Lorsque, en outre, la mesure d’exécution porte sur une créance à exécution successive du débiteur du copropriétaire défaillant, notamment une créance de loyer ou d’indemnité d’occupation, cette mesure se poursuit jusqu’à l’extinction de la créance du syndicat résultant de la décision, sans qu’il soit nécessaire de renouveler la saisie-attribution à chaque échéance de loyer. Ce mécanisme, prévu par l’article 19-2 lui-même, confère à la procédure une efficacité qui justifie, aux yeux du législateur comme du juge, l’exigence d’un formalisme rigoureux en amont.
La pratique des syndics, des syndicats et de leurs conseils doit désormais intégrer ces exigences comme un standard de gestion et non comme une contrainte extérieure. La jurisprudence de la Cour de cassation, en posant un cadre clair et en le réitérant avec une constance remarquable, a fourni aux acteurs de la copropriété une grille de lecture stable, dont la mise en œuvre relève désormais de la diligence ordinaire d’un syndic normalement prudent et avisé.
Conclusion
Le triple verrou édifié par la troisième chambre civile entre décembre 2024 et janvier 2026 ne constitue pas une révolution juridique mais l’aboutissement d’un mouvement de fond engagé depuis l’extension du champ de l’article 19-2 par la loi du 23 novembre 2018. L’extension des pouvoirs du syndicat appelait, par symétrie, un encadrement renforcé des conditions de leur exercice.

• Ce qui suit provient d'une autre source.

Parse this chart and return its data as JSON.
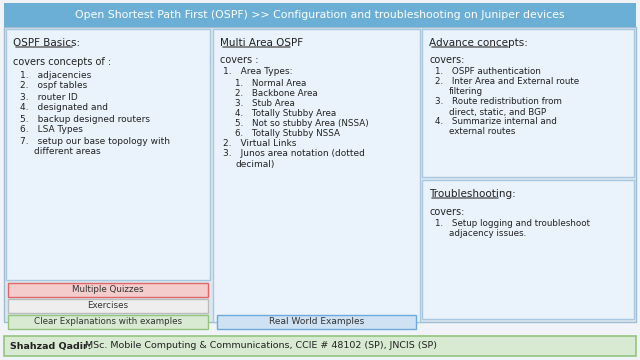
{
  "title": "Open Shortest Path First (OSPF) >> Configuration and troubleshooting on Juniper devices",
  "title_bg": "#6baed6",
  "title_color": "#ffffff",
  "footer_bold": "Shahzad Qadir:",
  "footer_normal": " MSc. Mobile Computing & Communications, CCIE # 48102 (SP), JNCIS (SP)",
  "footer_bg": "#d9ead3",
  "footer_border": "#93c47d",
  "col1_title": "OSPF Basics:",
  "col1_intro": "covers concepts of :",
  "col1_items": [
    "adjacencies",
    "ospf tables",
    "router ID",
    "designated and",
    "backup designed routers",
    "LSA Types",
    "setup our base topology with\ndifferent areas"
  ],
  "col1_buttons": [
    {
      "text": "Multiple Quizzes",
      "bg": "#f4cccc",
      "border": "#e06666"
    },
    {
      "text": "Exercises",
      "bg": "#eeeeee",
      "border": "#bbbbbb"
    },
    {
      "text": "Clear Explanations with examples",
      "bg": "#d9ead3",
      "border": "#93c47d"
    }
  ],
  "col2_title": "Multi Area OSPF",
  "col2_intro": "covers :",
  "col2_main_items": [
    {
      "label": "Area Types:",
      "subs": [
        "Normal Area",
        "Backbone Area",
        "Stub Area",
        "Totally Stubby Area",
        "Not so stubby Area (NSSA)",
        "Totally Stubby NSSA"
      ]
    },
    {
      "label": "Virtual Links",
      "subs": []
    },
    {
      "label": "Junos area notation (dotted\ndecimal)",
      "subs": []
    }
  ],
  "col2_button": {
    "text": "Real World Examples",
    "bg": "#cfe2f3",
    "border": "#6fa8dc"
  },
  "col3_top_title": "Advance concepts:",
  "col3_top_intro": "covers:",
  "col3_top_items": [
    "OSPF authentication",
    "Inter Area and External route\nfiltering",
    "Route redistribution from\ndirect, static, and BGP",
    "Summarize internal and\nexternal routes"
  ],
  "col3_bot_title": "Troubleshooting:",
  "col3_bot_intro": "covers:",
  "col3_bot_items": [
    "Setup logging and troubleshoot\nadjacency issues."
  ],
  "bg_color": "#f0f4f8",
  "panel_bg": "#eaf3fb",
  "panel_border": "#a8c8e0",
  "outer_bg": "#dce8f0",
  "outer_border": "#a0bcd0"
}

L’approbation préalable des comptes par l’assemblée générale, le formalisme de la mise en demeure et son individualisation par exercice constituent désormais les trois piliers d’une procédure accélérée sécurisée. Le syndic qui les respecte dispose d’un levier de recouvrement dont l’efficacité n’est pas entamée par l’exigence de rigueur procédurale. Le copropriétaire débiteur, quant à lui, bénéficie désormais de garanties procédurales qui, sans le soustraire à son obligation de paiement, protègent ses droits contre les actions insuffisamment étayées.